Since I have to work all day Saturday, Monday is still officially a day off for me. For years, I would take advantage of this to drop off and pick up my kids at school, do errands, and sneak off to public golf courses around New York City, where I played with everyone from playwrights to cops. But since I became editor four years ago, I have to be in touch with the office via cell phone and e-mail to make sure that cover projects are on track and to deal with the occasional personnel crisis (like when our foreign reporters get detained in police states). The media business being what it is today, Newsweek's head of public relations often calls to urge me to do television. I'm not the kind of journalist who will "walk a mile for a camera," and I've had to work hard to shed my natural shyness when I go on the tube. But for the sake of the magazine I will do quality talk shows like Hardball and Charlie Rose. And my wife, Alexis, and I sometimes get invited to dinner parties around Manhattan, where we invariably meet smart and interesting people and learn things that make their way into stories in the magazine.
Yesterday I had to get dressed up and go out not to be guest but a host—of a luncheon that Newsweek threw at the Four Seasons restaurant to remember Sept. 11. We're usually not big on these kinds of affairs and like the quality of the magazine to speak for itself. But we thought this was an appropriate occasion to show solidarity with our fellow New York businesses, thank some of our most influential sources and advertisers, and remember a story that inspired some of the most award-winning journalism Newsweek has ever done. We enlisted the help of Lally Weymouth, our intrepid interviewer of world leaders and one of the most well-connected people in New York. By the time she was done, Lally had filled the room with some of New York's top politicians (Gov. George Pataki and Rep. Charlie Rangel), businessmen (Michael Eisner, Ralph Lauren, Barry Diller, Doug Daft of Coca-Cola), media luminaries (Barbara Walters, Katie Couric, Brian Williams, Liz Smith), as well as Police Chief Ray Kelly, former NYFD Commissioner Thomas Von Essen, and the widows and relatives of several firefighters and victims who lost their lives at Ground Zero.
Of course, having assembled so many movers and shakers, we wanted to make sure that the event was substantive, tasteful, and didn't go on too long. With a lot of planning and a little bit of luck, we managed to pull it off. Gov. Pataki arrived right on time and gave a rousing tribute to New York's fighting spirit, echoed by Charlie Rangel in his inimitable rasp. After lunch, with Newsweek Chairman Rick Smith acting as master of ceremonies, Henry Kissinger eloquently evoked the freedoms New York embodies. I recalled some moving and humorous moments from Newsweek's Sept. 11 coverage, and my brilliant colleague and friend Fareed Zakaria reminded everyone that our greatest weapon in the fight against terror isn't our military but the ideals we stand for. All that, and we managed to get everyone out just five minutes after we promised at 2 p.m. Rave reviews. Phew!

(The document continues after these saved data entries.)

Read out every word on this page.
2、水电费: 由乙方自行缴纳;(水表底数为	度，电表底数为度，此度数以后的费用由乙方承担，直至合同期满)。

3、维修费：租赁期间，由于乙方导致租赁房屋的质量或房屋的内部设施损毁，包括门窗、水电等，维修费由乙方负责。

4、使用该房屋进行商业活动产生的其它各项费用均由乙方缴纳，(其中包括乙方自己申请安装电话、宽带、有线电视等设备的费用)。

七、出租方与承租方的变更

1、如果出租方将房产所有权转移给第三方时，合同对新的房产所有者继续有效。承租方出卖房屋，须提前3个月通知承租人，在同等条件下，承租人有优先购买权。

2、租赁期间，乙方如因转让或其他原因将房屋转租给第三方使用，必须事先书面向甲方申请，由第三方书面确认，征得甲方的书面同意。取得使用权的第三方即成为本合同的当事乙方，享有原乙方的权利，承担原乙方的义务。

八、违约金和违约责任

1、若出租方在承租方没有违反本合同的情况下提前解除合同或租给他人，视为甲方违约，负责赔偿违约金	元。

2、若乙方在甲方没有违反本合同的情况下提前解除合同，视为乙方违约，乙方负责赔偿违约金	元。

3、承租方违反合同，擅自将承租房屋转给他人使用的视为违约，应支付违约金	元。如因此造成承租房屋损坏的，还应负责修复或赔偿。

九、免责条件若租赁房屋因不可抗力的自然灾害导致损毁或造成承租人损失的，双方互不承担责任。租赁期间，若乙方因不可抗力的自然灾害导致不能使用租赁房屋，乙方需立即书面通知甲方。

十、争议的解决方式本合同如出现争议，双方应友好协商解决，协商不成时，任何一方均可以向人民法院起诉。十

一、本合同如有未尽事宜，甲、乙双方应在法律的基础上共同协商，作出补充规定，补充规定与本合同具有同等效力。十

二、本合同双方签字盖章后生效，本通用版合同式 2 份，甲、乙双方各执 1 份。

After the luncheon, I hurried home to see my daughter Rachel before she went to a doctor's appointment and to be there when my son Matthew walked home from his new school. They're both old enough now to come and go by themselves, and I think it's important for them to have that independence, even in Manhattan. But I'm already feeling nostalgic for those Monday drop-offs and pickups. When I took this job, I told Alexis that I didn't want to do it if it meant that we couldn't have time with our kids. We've had to work very hard at it and have long since given up on getting more than six hours of sleep a night. But Rachel and Matthew tell us that so far they're not complaining, which for me is still the most important review of all.